Which version of Manoah shows up in 2024?
This story was excerpted from Keegan Matheson’s Blue Jays Beat newsletter. To read the full newsletter, click here. And subscribe to get it regularly in your inbox.
Each year, when a new season starts to creep over the horizon, I think about Day 1 of Spring Training.
The players will pour into the Blue Jays’ player development complex in Dunedin, Fla., with the same nervous excitement you once felt on the first day of school, only the new shoes and backpacks are replaced with new Range Rovers and Corvettes. This begins the wave of familiar faces strolling in from the parking lot … and just as many opportunities to quietly whisper, "Who’s that guy?"
At different points of the offseason, I'll ask myself which question -- or player -- I’m most interested in on Day 1. Three months ago, it was Alek Manoah.
It’s still Alek Manoah.
Coming off a dreadful 2023 season that landed Manoah in the Minors twice, half-true theories growing new branches each time, Manoah enters ‘24 as the single biggest variable on this roster. There is a pitcher to be rebuilt here, of course, but that pitcher is a person first and foremost. The relationships Manoah has with the Blue Jays, his teammates and himself are important here. The baseball part can follow.

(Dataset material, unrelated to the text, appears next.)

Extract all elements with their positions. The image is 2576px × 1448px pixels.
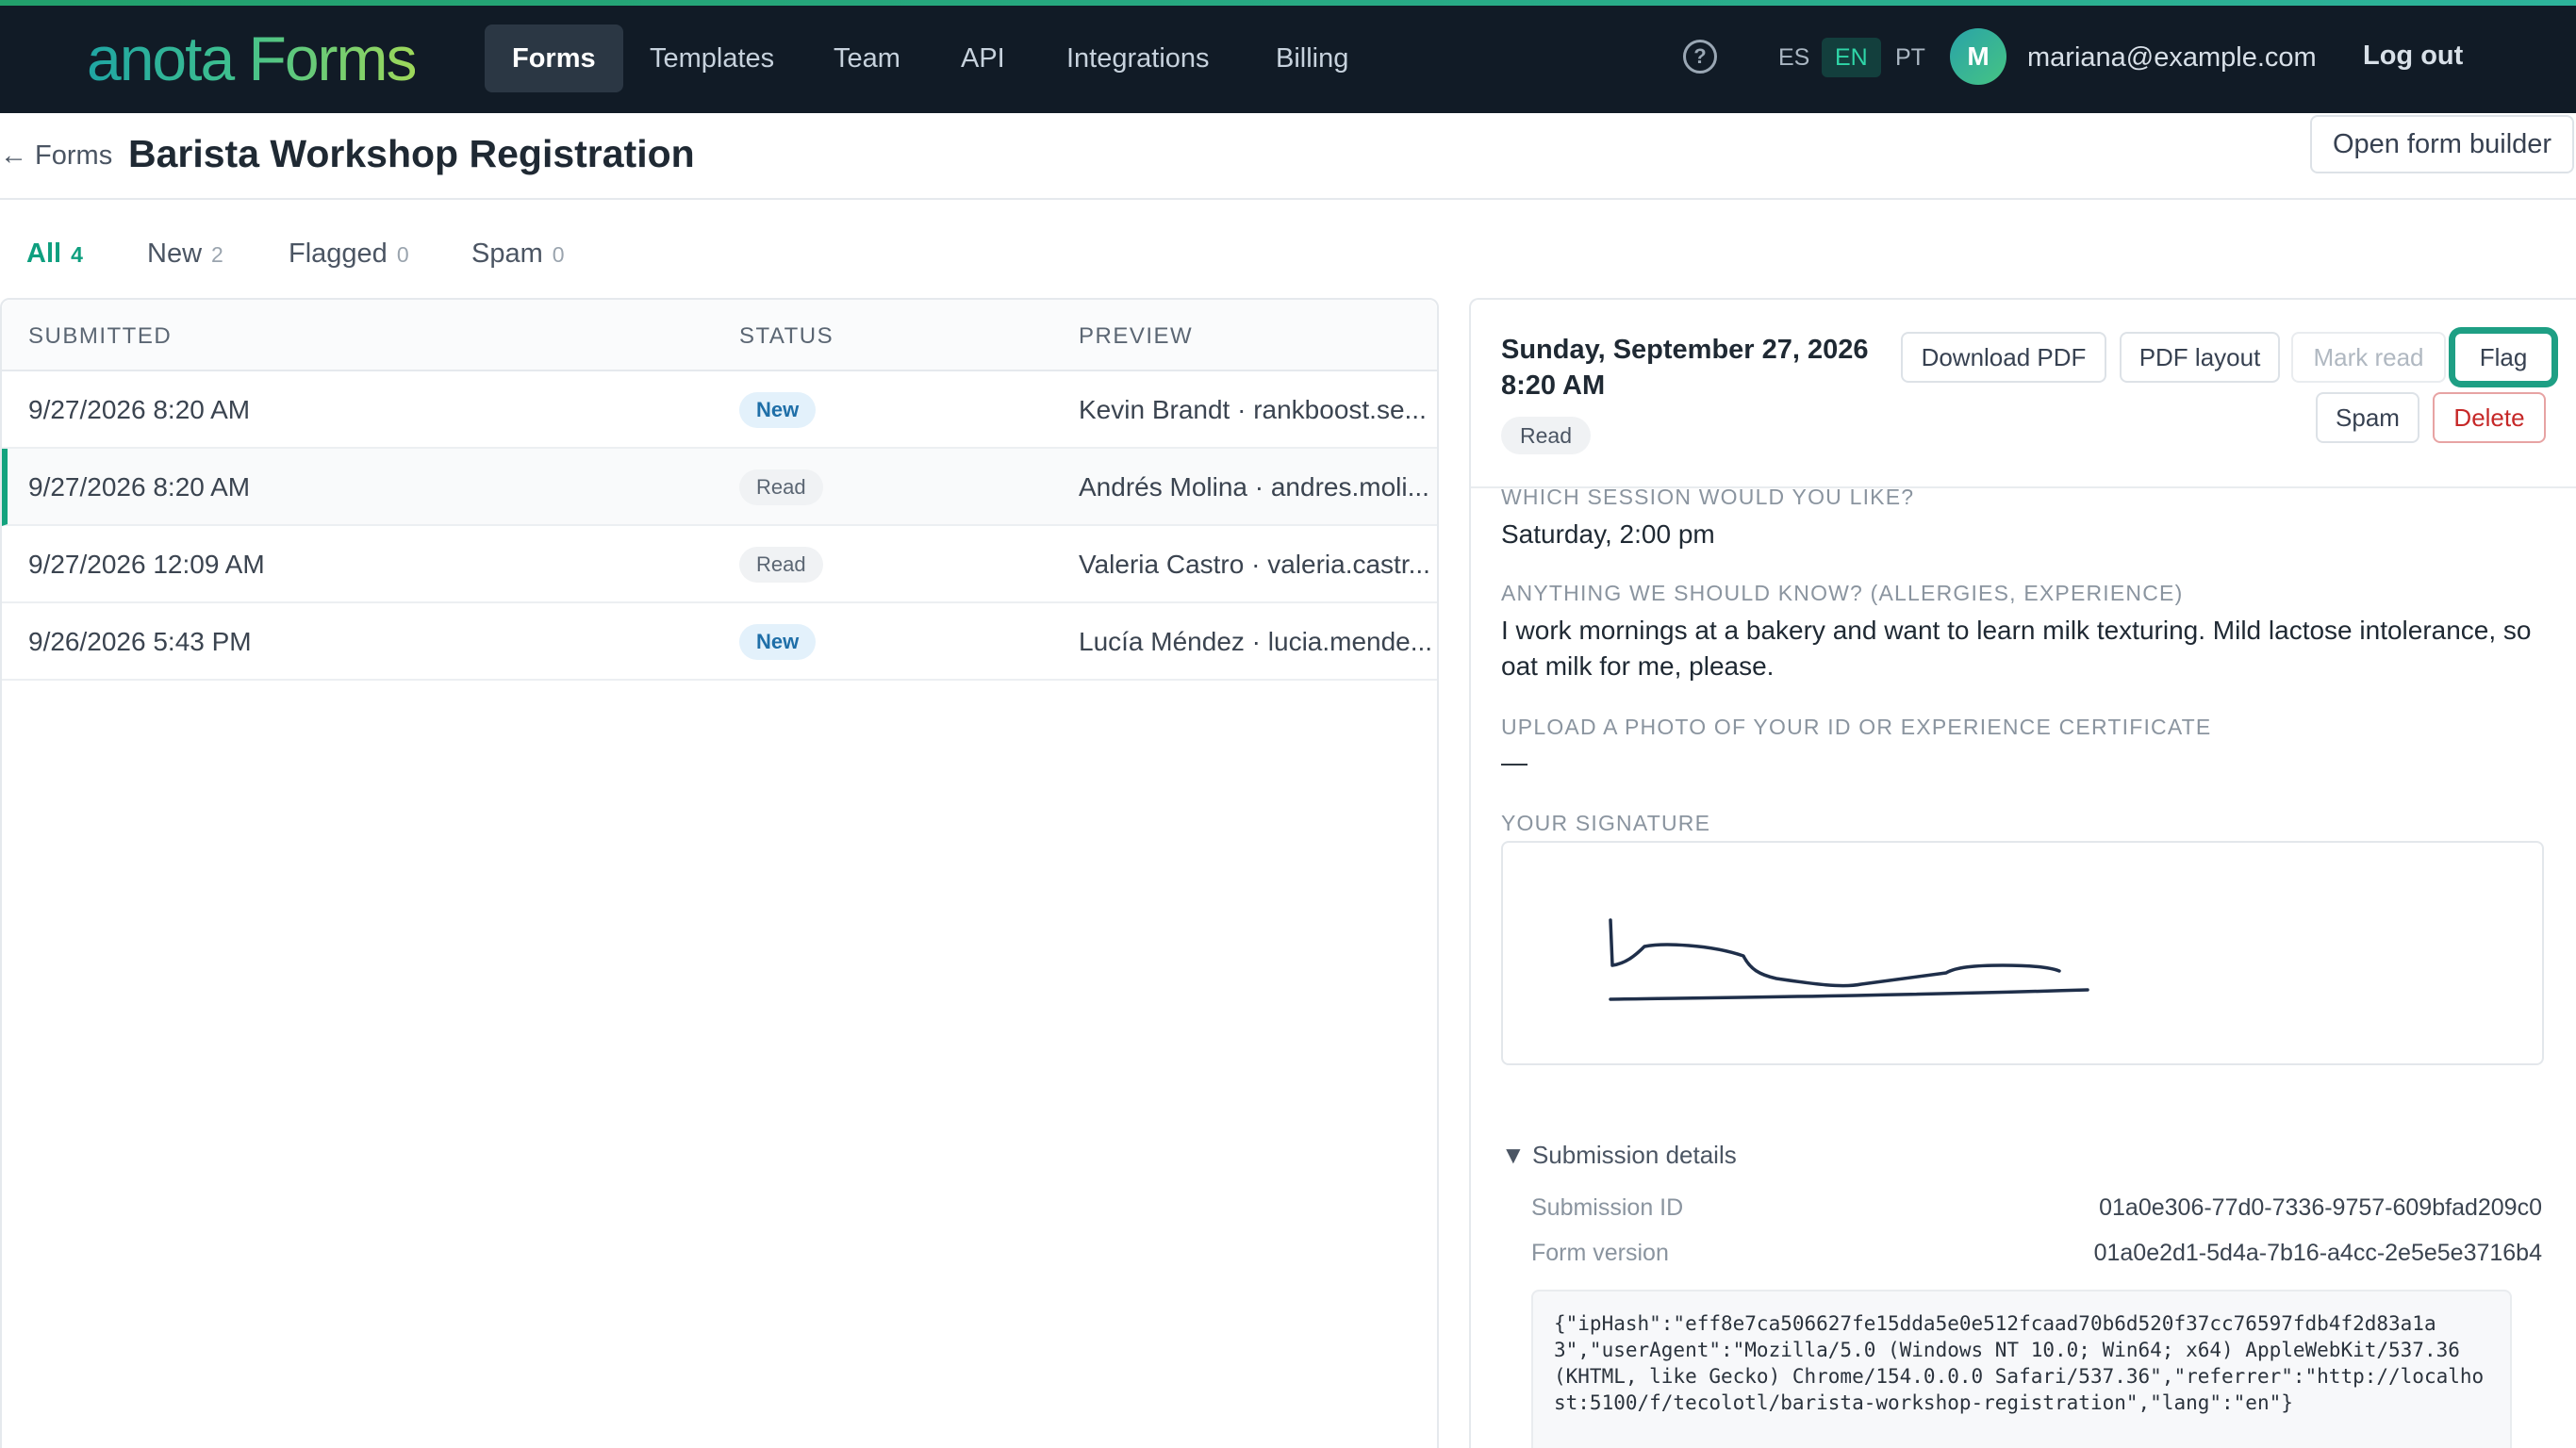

Manager John Schneider has kept in touch with Manoah over the offseason and planned to spend time with him in Miami. From observing Schneider over the years and speaking with so many of the players he’s managed, this feels like an opportunity for Schneider to shine as a leader.
“I don’t think the relationship ever changed,” Schneider said. “I get where it was a tough spot for him and a tough couple of weeks or months for Alek. Being as competitive as he is, he was frustrated at times being sent down like that. I’m confident that relationship is going to be strong. That’s something that, as I’m sitting after the season, I want to not lose sight of that. I think it’s easy to do so, especially in your first year when you’re dealing with a lot of different things, so it’s [about] keeping those player relationships in the forefront.”
So, who is Alek Manoah now? Is he a 2.24 ERA guy, beating his chest while his chains bounce off the Blue Jays’ logo following a strikeout … or is he a 5.87 ERA, a lion without its roar?
The answer is always hidden somewhere in the middle, but given the strength of their rotation with Kevin Gausman, José Berríos, Chris Bassitt and Yusei Kikuchi, the Blue Jays don’t need Manoah to set the world on fire. If he can provide reliable, back-end innings and protect Toronto from dipping into its rotation depth -- which is not strong enough today -- that’s a success.
“It was, I assume, a big learning experience for him last year,” said Kevin Kiermaier, who faced Manoah in his dominant 2022 season before joining the Blue Jays. “He’s probably a guy who has never struggled his whole life. He was awesome in high school, really good at West Virginia, really good in the Minor Leagues, really good in the big leagues. Sometimes, you get punched in the mouth and see how you respond. I don’t think things went his way, but you’ve got to be a pro about a lot of certain things along the way.”
There it is.
One of the biggest separating factors for young players is how they deal with failure or challenges on the field. For many top prospects, those failures don’t come until they’re on the biggest stage. Learning and adjusting against a 19-year-old is just slightly different than doing it against Aaron Judge and Mike Trout.
Kiermaier felt at times that Manoah’s mental and physical game weren’t necessarily in sync, which will earn a nod of agreement from most who watched him pitch in 2023. You could sense in the veteran voice of Kiermaier that there is an urgency for Manoah to return to his old form, but also an understanding of what this game can do to a player, even those with gifts most others don’t have.
“He’ll have a clean slate heading into 2024,” Kiermaier said, “but I hope he’s as motivated as ever. When he is on his game, he’s one of the best pitchers in the game. When you see a teammate go through stuff like that, I would always want to remind him and say, ‘Hey, don’t forget how bad of a dude you are. You are one of the best on the planet.’”
Perhaps calling it the “old version of Manoah” is too dismissive. Who we saw in 2022 is the fullest, brightest version of him. That still exists. It’s just a question of how far beneath the surface both Manoah and the Blue Jays need to reach together.